Crush – what happens when plastic meets art?

The Design Museum Brussels presents the exhibition Crush: an unexpected dialogue between pieces from the Plastic Design Collection and works of art from the Museum of Ixelles.

This is a collaboration between the museums – an opportunity created by the Museum of Ixelles currently being renovated.

The Crush exhibition brings together pieces from both collections to showcase them in new ways – industrial plastic designs meet paintings, sculptures, photographs, and drawings.

I caught up with Arnaud Bozzini – Director of the Design Museum Brussels – for a behind-the-scenes look at the exhibition.

When you had the opportunity to borrow from the collection of the Museum of Ixelles, what was the process that brought you to this concept of exploring a ‘crush’ between two pieces?

Claire Leblanc, the terrific director of the Ixelles Museum, and I had wanted to work together for a long time and were looking for the right opportunity.

The Musée d’Ixelles is currently closed for renovations and extensions, and they have had brilliant ideas to keep their museum alive during that period. So, we invited Claire and her team to develop with us a project that could shed a new light on the design pieces of the Plastic Design Collection as well as on artworks from the Ixelles museum.

At the Design Museum Brussels, this is exactly the kind of project that gets everyone excited – collaborative, innovative, meaningful.
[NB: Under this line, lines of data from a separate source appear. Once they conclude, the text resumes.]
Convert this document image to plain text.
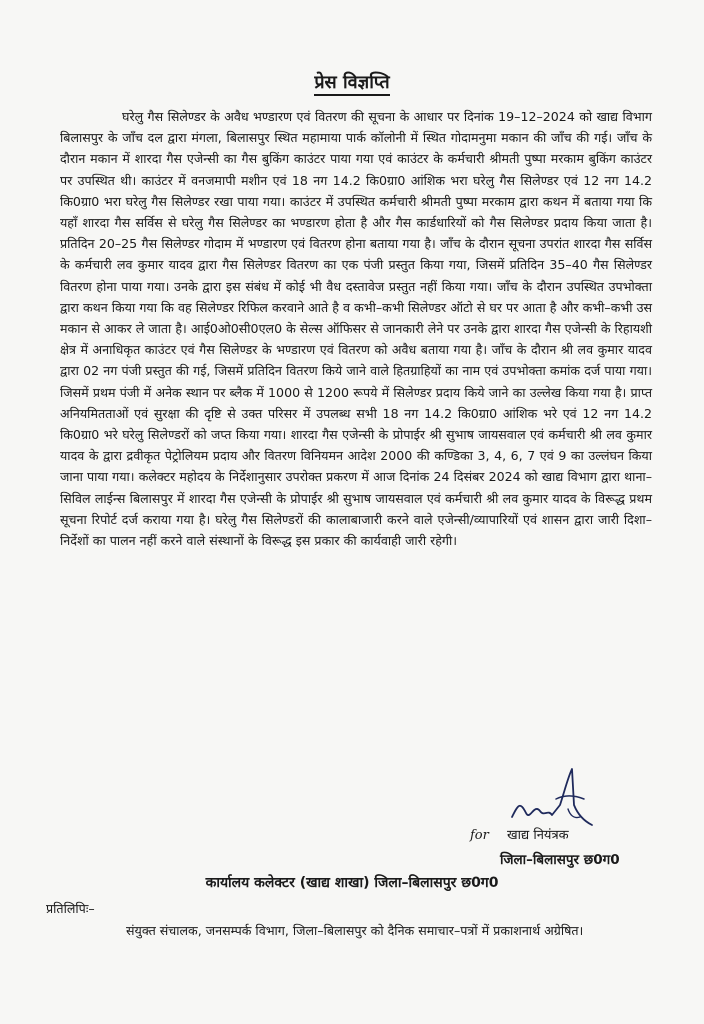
प्रेस विज्ञप्ति

घरेलु गैस सिलेण्डर के अवैध भण्डारण एवं वितरण की सूचना के आधार पर दिनांक 19–12–2024 को खाद्य विभाग बिलासपुर के जाँच दल द्वारा मंगला, बिलासपुर स्थित महामाया पार्क कॉलोनी में स्थित गोदामनुमा मकान की जाँच की गई। जाँच के दौरान मकान में शारदा गैस एजेन्सी का गैस बुकिंग काउंटर पाया गया एवं काउंटर के कर्मचारी श्रीमती पुष्पा मरकाम बुकिंग काउंटर पर उपस्थित थी। काउंटर में वनजमापी मशीन एवं 18 नग 14.2 कि0ग्रा0 आंशिक भरा घरेलु गैस सिलेण्डर एवं 12 नग 14.2 कि0ग्रा0 भरा घरेलु गैस सिलेण्डर रखा पाया गया। काउंटर में उपस्थित कर्मचारी श्रीमती पुष्पा मरकाम द्वारा कथन में बताया गया कि यहाँ शारदा गैस सर्विस से घरेलु गैस सिलेण्डर का भण्डारण होता है और गैस कार्डधारियों को गैस सिलेण्डर प्रदाय किया जाता है। प्रतिदिन 20–25 गैस सिलेण्डर गोदाम में भण्डारण एवं वितरण होना बताया गया है। जाँच के दौरान सूचना उपरांत शारदा गैस सर्विस के कर्मचारी लव कुमार यादव द्वारा गैस सिलेण्डर वितरण का एक पंजी प्रस्तुत किया गया, जिसमें प्रतिदिन 35–40 गैस सिलेण्डर वितरण होना पाया गया। उनके द्वारा इस संबंध में कोई भी वैध दस्तावेज प्रस्तुत नहीं किया गया। जाँच के दौरान उपस्थित उपभोक्ता द्वारा कथन किया गया कि वह सिलेण्डर रिफिल करवाने आते है व कभी–कभी सिलेण्डर ऑटो से घर पर आता है और कभी–कभी उस मकान से आकर ले जाता है। आई0ओ0सी0एल0 के सेल्स ऑफिसर से जानकारी लेने पर उनके द्वारा शारदा गैस एजेन्सी के रिहायशी क्षेत्र में अनाधिकृत काउंटर एवं गैस सिलेण्डर के भण्डारण एवं वितरण को अवैध बताया गया है। जाँच के दौरान श्री लव कुमार यादव द्वारा 02 नग पंजी प्रस्तुत की गई, जिसमें प्रतिदिन वितरण किये जाने वाले हितग्राहियों का नाम एवं उपभोक्ता कमांक दर्ज पाया गया। जिसमें प्रथम पंजी में अनेक स्थान पर ब्लैक में 1000 से 1200 रूपये में सिलेण्डर प्रदाय किये जाने का उल्लेख किया गया है। प्राप्त अनियमितताओं एवं सुरक्षा की दृष्टि से उक्त परिसर में उपलब्ध सभी 18 नग 14.2 कि0ग्रा0 आंशिक भरे एवं 12 नग 14.2 कि0ग्रा0 भरे घरेलु सिलेण्डरों को जप्त किया गया। शारदा गैस एजेन्सी के प्रोपाईर श्री सुभाष जायसवाल एवं कर्मचारी श्री लव कुमार यादव के द्वारा द्रवीकृत पेट्रोलियम प्रदाय और वितरण विनियमन आदेश 2000 की कण्डिका 3, 4, 6, 7 एवं 9 का उल्लंघन किया जाना पाया गया। कलेक्टर महोदय के निर्देशानुसार उपरोक्त प्रकरण में आज दिनांक 24 दिसंबर 2024 को खाद्य विभाग द्वारा थाना–सिविल लाईन्स बिलासपुर में शारदा गैस एजेन्सी के प्रोपाईर श्री सुभाष जायसवाल एवं कर्मचारी श्री लव कुमार यादव के विरूद्ध प्रथम सूचना रिपोर्ट दर्ज कराया गया है। घरेलु गैस सिलेण्डरों की कालाबाजारी करने वाले एजेन्सी/व्यापारियों एवं शासन द्वारा जारी दिशा–निर्देशों का पालन नहीं करने वाले संस्थानों के विरूद्ध इस प्रकार की कार्यवाही जारी रहेगी।

for खाद्य नियंत्रक
जिला–बिलासपुर छ0ग0
कार्यालय कलेक्टर (खाद्य शाखा) जिला–बिलासपुर छ0ग0
प्रतिलिपिः–

संयुक्त संचालक, जनसम्पर्क विभाग, जिला–बिलासपुर को दैनिक समाचार–पत्रों में प्रकाशनार्थ अग्रेषित।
It’s always wonderful to work with another Belgian museum.

What was the process you followed to match the pieces of the two collections?

Like many museums, the unprecedented period that we have been living since March 2020 has given us the opportunity to refocus on our collections.

We were particularly interested in the women designers present in our collections and we did a thorough scan of everything we had.

For certain pieces, there was a careful identification process – it’s not uncommon that women were ‘hidden’ behind a male partner or within a collective.

We had a very interesting and diverse list and we decided that it could be that list that could be sent to Claire Leblanc. So, it is from this list that Claire Leblanc worked to explore the rich and varied collections of ancient, modern and contemporary art in the Ixelles Museum.

She worked on a vast collection of nearly 13,000 works including painting, sculpture, photography but also the Art Nouveau poster collection of the Ixelles museum.

Which piece was the most difficult to find a Crush companion for?

The purpose of the exhibition is special. It balances between subjective dialogue and sensitive approach. This approach gives rise to surprising interactions that come out of classic museum presentations.

The approach was completely free, the associations had to be spontaneous, no part being imposed and the crushes were therefore obvious.

So, no piece was particularly ‘difficult – either there was an organic, immediate association to be made or there was a lot of intellectual fun in finding inspiration for an unlikely association.

Is this an accessible way of appreciating the merits of both pieces, or do you need to be a bit of an art lover and a design lover for this to make sense?

The experience is accessible to everyone, there is no question about that – that’s a a constant in both our museums.

We wanted to share the great fun we had in connecting the pieces through some explanations given in a booklet distributed at the entrance. It also gives some elements of the history of design and art.

But the exhibition must remain a discovery and a fun ride through a personal approach to these crushes.

So, we do hope that everyone also walks around without reading what we have tell them and makes up their own story, their own connection.

There are different ways to experience this great exhibition. A lot of people like to come twice!

Is this a concept that the Design Museum could apply to other collections?

Since the opening of the museum in December 2015, we have already collaborated with many other museum institutions in Brussels, in Belgium, in Europe, and also in the United States. Working with other collections is standard practice at the Design Museum Brussels.

This time, the collaboration is with a museum and a collection of art and not of design. So, we’ll see. Maybe this exhibition will give people some ideas.

What we do hope though, is that the concept inspire people to set up their own crush at home, between various bits of arts or design that they own.

How do you hope that people feel when they’re experiencing the Crush exhibition?

We hope that the public appreciates the concept and discovers the value of this type of singular proposal, which allows museum collections to be discovered in a singular and original way.

We also hope that the visitor will take happiness in the discovery of these conceptual and formal links between pieces, which should also allow them to open up differently to design and art.

But – most importantly – this is a fun, playful experience, full of surprises designed to shake up our imagination.